On the first playoff hole, Donald landed his approach onto the No. 18 green to within a few feet, while Westwood sent his shot into the adjacent water hazard to decide the tournament at Wentworth.
It is only the second stroke-play title in the past five years for Donald, who joins Westwood and Nick Faldo as the only Englishmen to hold the top spot since the rankings were introduced in 1986.
Donald will replace Westwood when the new rankings are released on Monday.
“Sounds pretty good, doesn’t it,” said Donald, last year’s runner-up. “It’s an amazing accomplishment. It’s something I will be very proud of when I look back. I will savor this moment, it’s very special. I think I will stay the same person, I hope I do. I’m looking forward to the challenge of staying No. 1. I know Lee and Martin (Kaymer) will be chasing me very hard.”
Having trailed co-leaders Matteo Manassero and Donald by two strokes entering the round, Westwood shot a 3-under 68 and Donald hit a 70 for both to total 6-under 278.
Simon Dyson of England (69) finished third at 280 after hitting a 69. Marcus Fraser of Australia (67), France’s Raphael Jacquelin (71) and Shane Lowry of Ireland (67) were a further stroke back.
Donald had missed two previous chances to become No. 1, losing to Ian Poulter in the World Match Play final last week in Spain and going down to Brandt Snedeker in a playoff at The Heritage in April.

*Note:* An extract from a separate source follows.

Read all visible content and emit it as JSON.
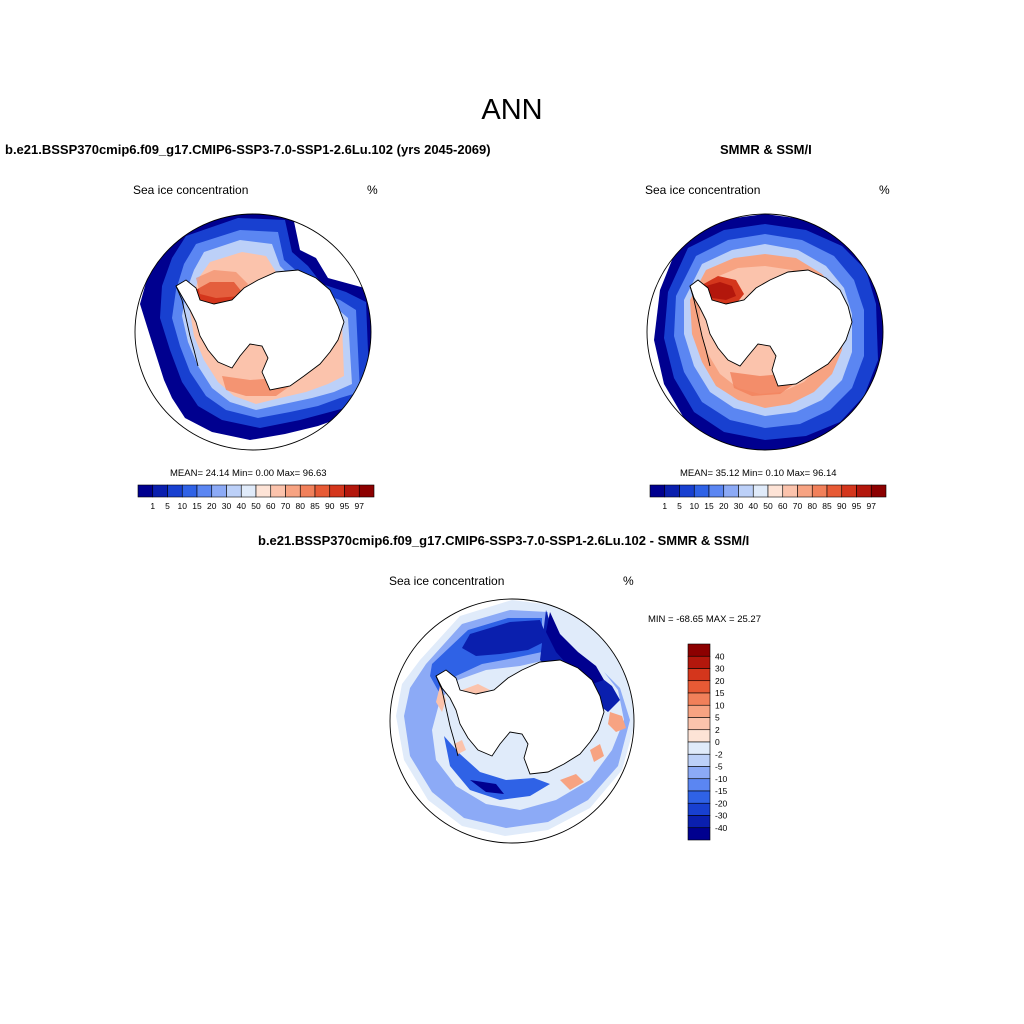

But his consistency in finishing in the top 10 for the past nine tournaments – including winning the Accenture Match Play event in Arizona in February – ensured his first playoff victory on either the European or PGA Tour will give him the No. 1 ranking.
Donald said Westwood’s water-bound approach in the playoff was more down to poor fortune than execution.
“It wasn’t a bad shot, just had a litte bit too much spin on it. It was just unfortunate, you don’t like to see that,” Donald said. “Lee is a champion and has been a great No. 1 for European golf.”
A tournament of mostly unimpressive scoring – down to a redesign from Ernie Els that has made the West Course almost unplayable, or to fiendishly difficult pin placements, depending upon whom you believe – continued at the start of the final round.
After rounds of 72 and 72, Donald began the final day by going bogey-bogey, visibly blanching after duffing his chip at the par-3 No. 2 from just off the green.
Manassaero double-bogeyed No. 3 after needing two shots to reach the green from an adjacent bunker. Donald birdied the next hole to draw level with the Italian in front again.
Westwood, however, made four birdies in nine holes after a bogey on No. 3 to sit on top of the leaderboard.
Another birdie for Westwood on the difficult No. 15 green was made possible by one of the shots of the tournament. Having missed the fairway with his driver and receiving a free drop, he carved a 7-iron with draw that rolled within 4 feet of the hole, the putt taking him two strokes ahead of Donald.
That lead evaporated at No. 16.
Westwood three-putted after having dropped his club in his follow-through from the tee. Donald, in the next group, landed his approach within a foot of the hole – and the top two players in the world were level again.
Down the home straight, Donald and Westwood mixed the sub-standard with the sublime.
Donald’s birdie putt lipped out on No. 17 after a brilliant rescue shot from an approach that hit a tree. He landed his tee shot into the bunker at No. 18, not long after Westwood had sent his 5-wood into the gallery at the last.
Both players made par to head back to the No. 18 tee, but Westwood’s reign as No. 1 was to end on the first playoff hole.
“If you’re going to miss your chances, you’ll go into a playoff – and they are volatile, aren’t they?” Westwood said later.